Island is defining a category with an enterprise browser, while allowing employees to work in a familiar environment and keeping them more secure, says Ray Wang, founder and principal analyst at Constellation Research.

“They are using the security angle to change human computing interactions,” he said. “Think of the browser as your screen into a ‘Choose Your Own Adventure’ game, and based on all the data being captured, it can deliver contextually relevant content, actions and insight, but it does it while delivering on enterprise class security of the data, process and identity.”

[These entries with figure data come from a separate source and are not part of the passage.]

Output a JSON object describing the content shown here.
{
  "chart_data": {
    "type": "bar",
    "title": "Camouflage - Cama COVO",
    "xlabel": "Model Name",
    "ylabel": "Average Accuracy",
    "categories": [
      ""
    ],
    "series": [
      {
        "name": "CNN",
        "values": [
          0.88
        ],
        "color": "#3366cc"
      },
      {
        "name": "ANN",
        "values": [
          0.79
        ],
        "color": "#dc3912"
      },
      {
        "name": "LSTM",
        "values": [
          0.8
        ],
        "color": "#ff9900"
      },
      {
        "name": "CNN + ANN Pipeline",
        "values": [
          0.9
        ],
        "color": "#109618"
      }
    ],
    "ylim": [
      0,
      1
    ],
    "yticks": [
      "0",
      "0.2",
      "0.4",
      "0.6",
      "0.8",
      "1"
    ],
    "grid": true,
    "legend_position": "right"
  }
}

Fey acknowledges that if he showed up at a company with a proprietary browser, and they have 20,000 apps — which would be possible in a Fortune 100 company — then they would have to test all those apps against that browser. But the fact that Island is based on the Chromium standard means that IT can trust the browser without having to put everything through a lengthy testing process. “The browser world standardized on Chromium. This idea couldn’t have come to fruition before that,” Fey said.

In spite of the value proposition and the standardized approach, Fey says it still takes some explaining to get executives to understand that by paying for a security-focused browser, they can actually save money in the long run. “You have to explain where the ROI [return on investment] comes from. What am I getting? Where’s it coming from? And the ROI has to be very understandable and very believable and large,” he said.

How large? Consider that he says one company saved $300 million a year shutting down racks in a data center because they didn’t require nearly the same level of resources anymore to run the same applications.

Browsers are interesting again

Fey says it’s not about replacing these tools, so much as the fact that taking advantage of a standardized browser just makes it so much easier to execute on things like web filtering or even virtual desktops. It sounds simple, but the company has 280 employees, of which 100 are engineers. He says a lot of engineering work went into making this happen.

While he wouldn’t discuss specific revenue numbers, the company has around 200 customers and has been growing steadily over the past couple of years. Leone referred to it as exponential growth.

Fey thinks that Island can be a substantial public company eventually. “We’re getting into decent ARR at this point, meaningful ARR, and our margins are good,” he said. “So you know what we think is we will make a strong IPO candidate someday, but not next year. Someday.”